Vacation Bible School Waiver Release Form

2016 Vacation Bible School Waiver Release Form
Wednesday, June 22 through Friday, June 24
Child’s Name
Parent(s)/Guardian Name(s)_____________________________________________________________
Address ______________________________________________________________________________
Home Phone ___________________Cell Phone __________________Work Phone ________________
Parent e-mail address ___________________________________________________________________
The undersigned does hereby give permission for the above listed children to attend and participate
Family Day Ministries Vacation Bible School during the period of JUNE 22-24,2016.
LIABILITY RELEASE: In consideration of Family Day Ministries, allowing the above child(ren) to participate
in Vacation Bible School activities, we (I), the undersigned, do hereby release, forever discharge and agree to
hold harmless Family Day Ministries, its directors, employees, volunteers and agents (collectively herein the
“Church”) from any and all liability, claims or demands for accidental personal injury, sickness or death, as well
as property damage and expenses, of any nature whatsoever which may be incurred by the undersigned and
the above child(ren) while involved in Vacation Bible School.
Furthermore, we (I) [and on behalf of our (my) minor child(s)] hereby assume all risk of accidental personal
injury, sickness, death, damage and expense as a result of participation in activities involved therein.
MEDICAL TREATMENT PERMISSION: We (I) authorize an adult, in whose care the minor has been
entrusted, to consent to any emergency x-ray examination, anesthetic, medical, surgical or dental diagnosis or
treatment and hospital care, to be rendered to the minor under the general or special supervision and on the
advice of any physician or dentist licensed on the medical staff of a licensed hospital or emergency care
facility.
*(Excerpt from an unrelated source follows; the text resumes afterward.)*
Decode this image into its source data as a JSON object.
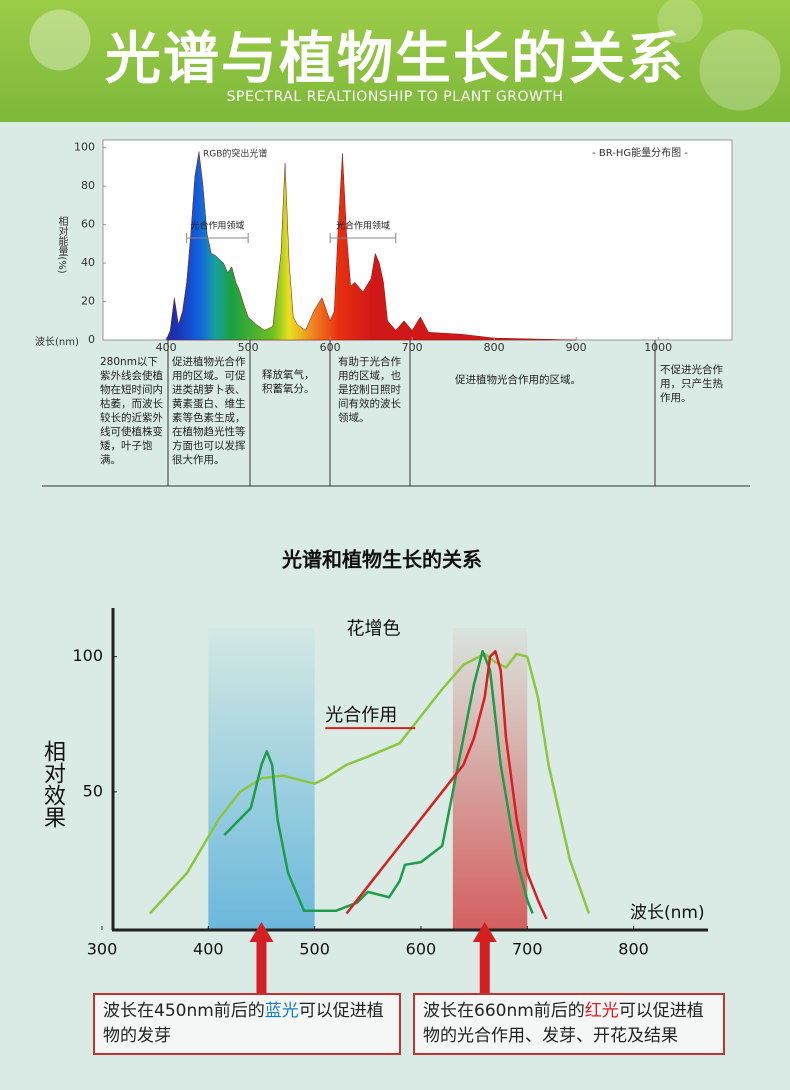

The undersigned shall be liable and agree(s) to pay all costs and expenses incurred in connection with
such medical and dental services rendered to the aforementioned child or youth pursuant to this authorization.
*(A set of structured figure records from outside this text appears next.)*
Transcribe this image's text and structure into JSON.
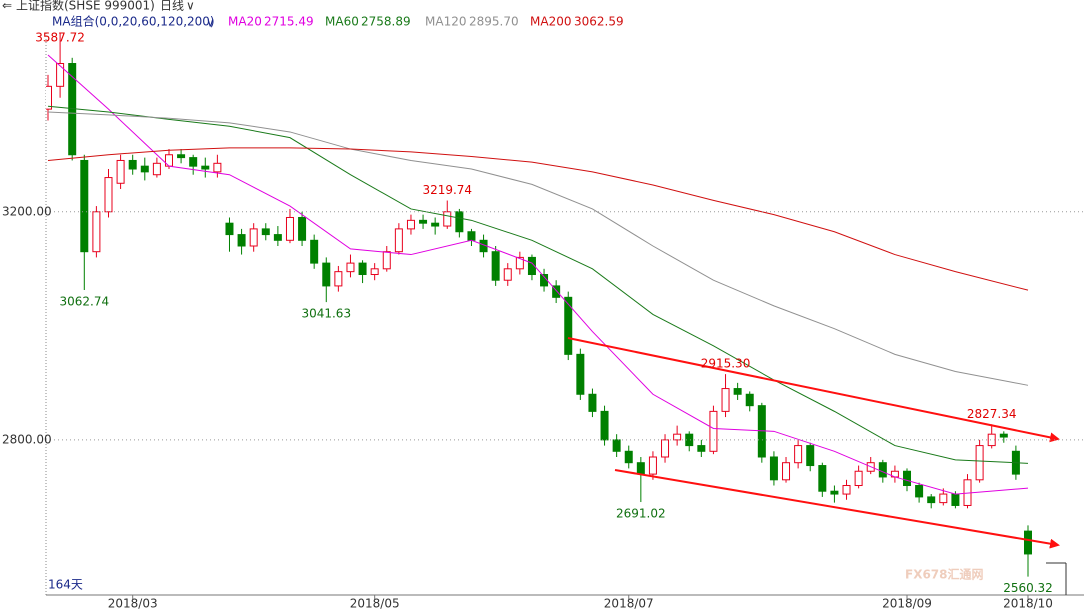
{
  "header": {
    "symbol": "上证指数(SHSE 999001)",
    "period": "日线"
  },
  "chart_data": {
    "type": "candlestick",
    "ma_title": "MA组合(0,0,20,60,120,200)",
    "days_label": "164天",
    "watermark": "FX678汇通网",
    "up_color": "#e8001c",
    "down_color": "#008000",
    "ylim": [
      2528,
      3510
    ],
    "yticks": [
      {
        "value": 3200,
        "label": "3200.00"
      },
      {
        "value": 2800,
        "label": "2800.00"
      }
    ],
    "grid": true,
    "xticks": [
      {
        "value": 7,
        "label": "2018/03"
      },
      {
        "value": 27,
        "label": "2018/05"
      },
      {
        "value": 48,
        "label": "2018/07"
      },
      {
        "value": 71,
        "label": "2018/09"
      },
      {
        "value": 81,
        "label": "2018/10"
      }
    ],
    "open": [
      3380,
      3420,
      3460,
      3290,
      3130,
      3200,
      3250,
      3290,
      3280,
      3265,
      3280,
      3300,
      3295,
      3280,
      3270,
      3180,
      3160,
      3140,
      3170,
      3160,
      3150,
      3190,
      3150,
      3110,
      3070,
      3095,
      3110,
      3090,
      3100,
      3130,
      3170,
      3185,
      3180,
      3175,
      3200,
      3165,
      3150,
      3130,
      3080,
      3100,
      3120,
      3090,
      3070,
      3050,
      2950,
      2880,
      2850,
      2800,
      2780,
      2760,
      2740,
      2770,
      2800,
      2810,
      2790,
      2780,
      2850,
      2890,
      2880,
      2860,
      2770,
      2730,
      2760,
      2790,
      2755,
      2710,
      2705,
      2720,
      2745,
      2760,
      2735,
      2745,
      2720,
      2700,
      2690,
      2705,
      2685,
      2730,
      2790,
      2810,
      2780,
      2640
    ],
    "high": [
      3440,
      3587.72,
      3470,
      3300,
      3210,
      3275,
      3300,
      3300,
      3295,
      3295,
      3310,
      3310,
      3300,
      3295,
      3300,
      3190,
      3170,
      3180,
      3180,
      3175,
      3205,
      3200,
      3160,
      3120,
      3105,
      3125,
      3115,
      3110,
      3140,
      3180,
      3195,
      3195,
      3190,
      3219.74,
      3205,
      3170,
      3160,
      3140,
      3110,
      3130,
      3125,
      3100,
      3080,
      3060,
      2960,
      2890,
      2860,
      2810,
      2790,
      2770,
      2780,
      2810,
      2825,
      2815,
      2800,
      2860,
      2915.3,
      2900,
      2885,
      2865,
      2780,
      2770,
      2800,
      2795,
      2760,
      2720,
      2730,
      2755,
      2770,
      2765,
      2755,
      2750,
      2725,
      2705,
      2715,
      2710,
      2740,
      2800,
      2827.34,
      2815,
      2790,
      2650
    ],
    "low": [
      3360,
      3400,
      3290,
      3062.74,
      3120,
      3190,
      3240,
      3265,
      3255,
      3260,
      3275,
      3285,
      3265,
      3260,
      3260,
      3130,
      3125,
      3130,
      3150,
      3140,
      3145,
      3140,
      3100,
      3041.63,
      3060,
      3085,
      3075,
      3080,
      3095,
      3125,
      3160,
      3170,
      3160,
      3170,
      3155,
      3140,
      3120,
      3070,
      3070,
      3090,
      3080,
      3060,
      3040,
      2940,
      2870,
      2840,
      2790,
      2770,
      2750,
      2691.02,
      2730,
      2760,
      2790,
      2780,
      2770,
      2775,
      2840,
      2870,
      2850,
      2760,
      2720,
      2725,
      2750,
      2745,
      2700,
      2690,
      2695,
      2715,
      2740,
      2725,
      2725,
      2710,
      2690,
      2680,
      2685,
      2680,
      2680,
      2725,
      2785,
      2795,
      2730,
      2560.32
    ],
    "close": [
      3420,
      3460,
      3300,
      3130,
      3200,
      3260,
      3290,
      3275,
      3270,
      3285,
      3300,
      3295,
      3280,
      3275,
      3285,
      3160,
      3140,
      3170,
      3160,
      3150,
      3190,
      3150,
      3110,
      3070,
      3095,
      3110,
      3090,
      3100,
      3130,
      3170,
      3185,
      3180,
      3175,
      3200,
      3165,
      3150,
      3130,
      3080,
      3100,
      3120,
      3090,
      3070,
      3050,
      2950,
      2880,
      2850,
      2800,
      2780,
      2760,
      2740,
      2770,
      2800,
      2810,
      2790,
      2780,
      2850,
      2890,
      2880,
      2860,
      2770,
      2730,
      2760,
      2790,
      2755,
      2710,
      2705,
      2720,
      2745,
      2760,
      2735,
      2745,
      2720,
      2700,
      2690,
      2705,
      2685,
      2730,
      2790,
      2810,
      2805,
      2740,
      2600
    ],
    "annotations": [
      {
        "label": "3587.72",
        "value": 3587.72
      },
      {
        "label": "3062.74",
        "value": 3062.74
      },
      {
        "label": "3041.63",
        "value": 3041.63
      },
      {
        "label": "3219.74",
        "value": 3219.74
      },
      {
        "label": "2691.02",
        "value": 2691.02
      },
      {
        "label": "2915.30",
        "value": 2915.3
      },
      {
        "label": "2827.34",
        "value": 2827.34
      },
      {
        "label": "2560.32",
        "value": 2560.32
      }
    ],
    "ma_x": [
      0,
      5,
      10,
      15,
      20,
      25,
      30,
      35,
      40,
      45,
      50,
      55,
      60,
      65,
      70,
      75,
      81
    ],
    "series": [
      {
        "name": "MA20",
        "legend_label": "2715.49",
        "color": "#e000e0",
        "values": [
          3475,
          3380,
          3280,
          3265,
          3210,
          3135,
          3125,
          3150,
          3110,
          2990,
          2880,
          2820,
          2815,
          2780,
          2735,
          2705,
          2715.49
        ]
      },
      {
        "name": "MA60",
        "legend_label": "2758.89",
        "color": "#1a7a1a",
        "values": [
          3385,
          3375,
          3362,
          3350,
          3330,
          3265,
          3205,
          3185,
          3150,
          3100,
          3020,
          2965,
          2905,
          2850,
          2790,
          2765,
          2758.89
        ]
      },
      {
        "name": "MA120",
        "legend_label": "2895.70",
        "color": "#909090",
        "values": [
          3375,
          3370,
          3364,
          3356,
          3340,
          3310,
          3290,
          3275,
          3248,
          3205,
          3140,
          3080,
          3035,
          2995,
          2950,
          2920,
          2895.7
        ]
      },
      {
        "name": "MA200",
        "legend_label": "3062.59",
        "color": "#d01010",
        "values": [
          3290,
          3300,
          3308,
          3312,
          3312,
          3310,
          3305,
          3297,
          3287,
          3270,
          3247,
          3220,
          3195,
          3165,
          3125,
          3095,
          3062.59
        ]
      }
    ]
  }
}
Medical Insurance: YES _____NO ____
Allergies or Medical Conditions: (If more than one child list each separately)
Activity restrictions: __________________________________________________________________
Emergency Contact person & phone #s in case parent/guardian cannot be reached:
Name: _______________________________________________________________________________
Phone #s: ____________________________________________________________________________
Media Release
I, ________________________________________, hereby give permission for the staff and volunteers of
Family Day Ministries to photograph, videotape and/or voicetape my child/children during VBS activities for
purposes of in-house church use.
Parent/Guardian Signature: _______________________________________Date ___________
Note: All information will remain confidential to VBS Staff.